La vera rivoluzione é nel cuore dell’uomo non nel cannone. A portarla, come in questa narrazione de “La Città delle Pietre”, sono quelli che hanno ancora il cuore puro e la mente libera da idoli malati e idolatrie malsane, corrotte fin dentro i rintocchi di certe campane. Sono i nostri bambini e i nostri ragazzi che da quelle pietre faranno sorgere la nuova Città, quella che ha bisogno di tutti e di tutto il buono che pure ancora c’è nell’uomo. Ma non ci riusciranno da soli, ci vuole un elfo che dalle stanchezze li riposi e dalle paure li consoli. L’elfo dell’altra sera è una figura magica, ben coperta dal suo manto che le voci della vittoria trasforma in canto. La canzone sulla scena non c’è ma si sente in note l’anima del re. Se avesse potuto, tra lacrime e sorrisi in mezzo ai “ fiordalisi”, quel suo elfo sarebbe stato De Andrè, ma un altro uomo grande e disarmato in giro per le rovine di questo mondo in vita c’è. Il buffone l’ha preso con sé. Io non so se è Lui, l’uomo che il filosofo che ha evocato tra il profano e il cristiano. Così mi par di sentire e questo mi par di vedere in quell’uomo vestito di bianco, che nella Città delle Pietre ripara bellezza e amore e se li tiene a fianco. Dico il nome se non è un azzardo, Francesco e il suo stendardo. Io non sono un critico di quelli che san tutto giudicare, ma nella Città delle Pietre, sebben ridotta, io ci ho visto un oceanico mare in cui più sicuro puoi navigare. Non è una sorta d’arca di Noè, che spunta tra una parolaccia e un caffè al bar dei soliti tre. É un sentimento, una luce, una speranza che si fa sostanza del nostro agire, ché dei sognatori è l’avvenire. Di quelli che fan la rivoluzione senza neppure conoscerne la direzione, ché muover le gambe e andare, muover le braccia e nuotare, guardare il cielo e amare, è cosa semplice che tutti, grandi e bambini, possiamo fare. Nella Città delle Pietre, quel poeta che l’ha scritta, nella notte in cui smette i panni del filosofo, del buffone e del re, ci insegna a farci bambini, a ricordarci non di esserlo soltanto stati ma di esserlo sempre. Di esserlo ancora, di ritrovarci bambini ora.

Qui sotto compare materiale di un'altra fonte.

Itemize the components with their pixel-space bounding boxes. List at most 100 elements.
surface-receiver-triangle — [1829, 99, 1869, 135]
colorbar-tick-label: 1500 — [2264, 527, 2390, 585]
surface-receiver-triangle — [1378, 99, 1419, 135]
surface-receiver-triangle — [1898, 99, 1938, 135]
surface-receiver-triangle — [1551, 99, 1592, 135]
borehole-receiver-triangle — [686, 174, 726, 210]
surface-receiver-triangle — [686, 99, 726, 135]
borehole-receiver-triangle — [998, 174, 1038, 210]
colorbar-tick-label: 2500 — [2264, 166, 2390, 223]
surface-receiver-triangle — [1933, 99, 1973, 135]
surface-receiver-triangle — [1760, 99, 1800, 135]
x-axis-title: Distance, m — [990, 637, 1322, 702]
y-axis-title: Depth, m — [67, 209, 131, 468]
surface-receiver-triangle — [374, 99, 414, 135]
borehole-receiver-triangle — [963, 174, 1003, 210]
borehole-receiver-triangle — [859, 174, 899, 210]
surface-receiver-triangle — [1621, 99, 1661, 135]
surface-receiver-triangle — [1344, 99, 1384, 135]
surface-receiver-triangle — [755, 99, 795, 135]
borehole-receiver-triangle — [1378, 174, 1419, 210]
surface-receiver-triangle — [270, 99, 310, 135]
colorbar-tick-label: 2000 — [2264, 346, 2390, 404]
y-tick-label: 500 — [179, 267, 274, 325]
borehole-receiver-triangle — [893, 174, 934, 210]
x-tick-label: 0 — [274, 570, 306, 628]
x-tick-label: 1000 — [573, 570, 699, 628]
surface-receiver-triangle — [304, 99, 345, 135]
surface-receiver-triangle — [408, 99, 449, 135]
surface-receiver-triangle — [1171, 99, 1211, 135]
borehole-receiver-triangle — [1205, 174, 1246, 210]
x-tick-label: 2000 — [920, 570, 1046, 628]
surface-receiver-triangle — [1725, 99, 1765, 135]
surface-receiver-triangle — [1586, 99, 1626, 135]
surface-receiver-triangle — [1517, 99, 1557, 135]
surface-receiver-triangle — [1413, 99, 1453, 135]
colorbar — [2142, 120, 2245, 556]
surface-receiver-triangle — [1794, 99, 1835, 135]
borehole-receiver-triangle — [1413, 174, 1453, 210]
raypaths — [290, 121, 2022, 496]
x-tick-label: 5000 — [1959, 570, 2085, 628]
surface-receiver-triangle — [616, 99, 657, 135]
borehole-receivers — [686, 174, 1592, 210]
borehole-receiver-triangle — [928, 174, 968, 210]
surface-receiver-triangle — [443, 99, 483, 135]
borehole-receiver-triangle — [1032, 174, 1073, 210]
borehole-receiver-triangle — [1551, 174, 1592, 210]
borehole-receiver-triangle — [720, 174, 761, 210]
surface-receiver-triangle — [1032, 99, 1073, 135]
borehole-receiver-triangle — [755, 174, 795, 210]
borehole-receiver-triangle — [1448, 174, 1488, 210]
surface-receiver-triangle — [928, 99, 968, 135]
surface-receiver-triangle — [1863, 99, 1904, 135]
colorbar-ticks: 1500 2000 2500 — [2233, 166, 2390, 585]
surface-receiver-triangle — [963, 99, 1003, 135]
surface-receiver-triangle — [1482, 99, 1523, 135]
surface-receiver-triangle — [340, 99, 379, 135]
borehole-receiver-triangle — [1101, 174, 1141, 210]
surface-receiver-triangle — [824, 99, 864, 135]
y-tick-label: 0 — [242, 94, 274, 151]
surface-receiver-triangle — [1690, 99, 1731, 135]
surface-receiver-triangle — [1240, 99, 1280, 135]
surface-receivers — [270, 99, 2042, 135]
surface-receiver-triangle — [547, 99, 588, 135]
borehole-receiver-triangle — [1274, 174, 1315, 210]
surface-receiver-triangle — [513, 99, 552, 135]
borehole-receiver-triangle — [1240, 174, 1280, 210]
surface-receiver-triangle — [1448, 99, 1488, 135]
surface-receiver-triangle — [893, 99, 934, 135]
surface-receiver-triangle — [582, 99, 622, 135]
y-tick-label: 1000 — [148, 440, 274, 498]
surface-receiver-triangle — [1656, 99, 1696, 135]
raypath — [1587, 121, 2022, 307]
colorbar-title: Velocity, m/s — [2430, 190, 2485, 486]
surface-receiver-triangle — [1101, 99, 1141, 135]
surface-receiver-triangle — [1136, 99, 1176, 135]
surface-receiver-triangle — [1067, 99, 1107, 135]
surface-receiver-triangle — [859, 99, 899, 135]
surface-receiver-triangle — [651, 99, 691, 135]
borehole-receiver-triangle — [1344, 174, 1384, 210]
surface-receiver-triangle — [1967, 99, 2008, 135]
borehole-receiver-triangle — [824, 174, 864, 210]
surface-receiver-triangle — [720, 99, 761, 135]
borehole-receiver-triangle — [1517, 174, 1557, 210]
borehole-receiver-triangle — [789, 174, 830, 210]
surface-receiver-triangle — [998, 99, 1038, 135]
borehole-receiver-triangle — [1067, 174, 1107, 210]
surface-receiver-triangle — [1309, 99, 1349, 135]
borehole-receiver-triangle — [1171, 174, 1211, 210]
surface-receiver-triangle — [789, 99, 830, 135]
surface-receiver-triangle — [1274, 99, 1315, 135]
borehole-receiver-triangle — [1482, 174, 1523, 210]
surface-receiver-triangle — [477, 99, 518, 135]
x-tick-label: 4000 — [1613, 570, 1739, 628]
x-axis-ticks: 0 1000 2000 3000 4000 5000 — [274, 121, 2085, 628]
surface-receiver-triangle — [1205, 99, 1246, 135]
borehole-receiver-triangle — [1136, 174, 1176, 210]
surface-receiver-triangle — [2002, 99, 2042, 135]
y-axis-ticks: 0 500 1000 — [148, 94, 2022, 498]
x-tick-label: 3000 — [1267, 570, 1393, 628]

E adesso che di chiudere questo mio dire devo, per vincere la vergogna di essermi inventato poeta, anche se solo per far riposare il mio animo che ancor non si quieta, voglio parlare al re, al filosofo e al buffone, per dirgli grazie. Così semplicemente. E con tutto il mio cuore e la mia mente. Grazie di essermi re, guida sicura e saggia in questo tempo che fa della mia Città l’ultima spiaggia. Grazie di essermi filosofo, dal pensiero semplice e profondo, che ancora persuade che il mondo sia rotondo e che in questa sua forma ci sia il movimento del suo essere perfetto e il suo godimento. Grazie infine per essere il buffone, un po’ Dario Fo e un po’ Pappagone, che mi fa ridere e piangere, pensare e sognare, silenziare e urlare. Come hai fatto ieri sera, quando t’ho visto carezzare con le mani e gli occhi e le parole, i volti dei tuoi ragazzi e gli occhi nostri, le tavole del palcoscenico e le pareti della sala. E il volto di chi sai tu, quando il tuo sguardo a tratti saliva su, in alto oltre il soffitto del teatro dove avrai sicuramente dipinto un tuo segretissimo quadro. E grazie grazie mille volte ancora, perché tu non sei solo il re il filosofo il buffone. Tu sei assai di più, sei il catanzarese che la Città porterai in Salvo. Non sei solo lo scrittore il poeta il regista e l’attore. “Sei infinitamente di più, sei Salvatore.”